La Cour d’appel de Bordeaux a donc considéré que le comportement du conducteur n’était pas adapté au regard du contexte et qu’en tout état de cause il n’aurait pas dû utiliser à des fins personnelles le numéro de téléphone de la mère de l’une des usagères, sachant que ce numéro lui avait été remis dans un cadre strictement professionnel.
Des décisions similaires en Allemagne
Si cette décision est assez originale en France, il n’est pas rare de trouver, dans d’autres pays, des affaires similaires, étant précisé qu’elles sont, le plus souvent, abordées non pas sous l’angle du droit du travail – comme en l’espèce – mais sous l’angle de la protection des données personnelles.

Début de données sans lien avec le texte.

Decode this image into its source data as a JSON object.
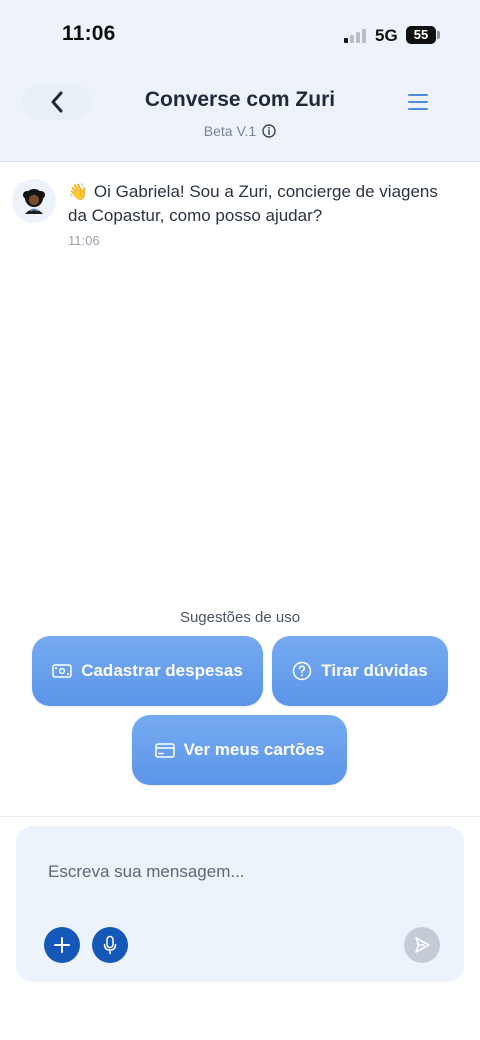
{
  "status_bar": {
    "time": "11:06",
    "network": "5G",
    "battery": "55"
  },
  "header": {
    "title": "Converse com Zuri",
    "subtitle": "Beta V.1",
    "back_icon": "chevron-left-icon",
    "menu_icon": "hamburger-menu-icon",
    "info_icon": "info-circle-icon"
  },
  "chat": {
    "messages": [
      {
        "sender_icon": "zuri-avatar",
        "emoji": "👋",
        "text": "Oi Gabriela! Sou a Zuri, concierge de viagens da Copastur, como posso ajudar?",
        "time": "11:06"
      }
    ]
  },
  "suggestions": {
    "title": "Sugestões de uso",
    "items": [
      {
        "label": "Cadastrar despesas",
        "icon": "banknote-icon"
      },
      {
        "label": "Tirar dúvidas",
        "icon": "question-circle-icon"
      },
      {
        "label": "Ver meus cartões",
        "icon": "credit-card-icon"
      }
    ]
  },
  "composer": {
    "placeholder": "Escreva sua mensagem...",
    "add_icon": "plus-icon",
    "mic_icon": "microphone-icon",
    "send_icon": "send-icon"
  },
  "colors": {
    "header_bg": "#eef3fb",
    "chip_bg": "#6aa0ee",
    "action_blue": "#1459b7",
    "send_disabled": "#c4cdd7"
  }
}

En Allemagne, une cliente, qui s’était rendue dans un restaurant, avait, en application de la règlementation en vigueur dans le pays au moment des faits (période du COVID), renseigné ses coordonnées - dont son numéro de téléphone mobile personnel - sur une fiche dédiée. Le lendemain, cette personne avait eu la surprise d’être contactée sur Messenger par l’un des serveurs. Elle avait déposé une plainte devant l’autorité allemande de protection des données et le serveur a été sanctionné pour avoir détourné les données de leur finalité initiale, comme le rappelle le rapport annuel 2022 du Commissaire à la protection des données de la ville de Brême (Allemagne).
Des exemples de ce type sont nombreux. On pense notamment à cet agent de sécurité qui avait recontacté une personne accusée de vol à l’étalage grâce aux coordonnées recueillies au moment du contrôle en magasin, précise alors le Rapport annuel 2023 de l’Office bavarois de la protection des données (BayLDA) (Allemagne) ou encore à cette patiente d’un laboratoire de biologie médicale qui avait été sollicitée sur Instagram, le lendemain de son test, par un membre du personnel de cet établissement, note le Rapport annuel 2022 du Commissaire à la protection des données de la ville de Brême (Allemagne).
Les données que nous collectons dans un cadre professionnel répondent à une finalité. Les détourner de cette finalité, notamment dans le cadre d’un usage personnel, s’analyse comme une faute qui peut donner lieu à des sanction. Prudence.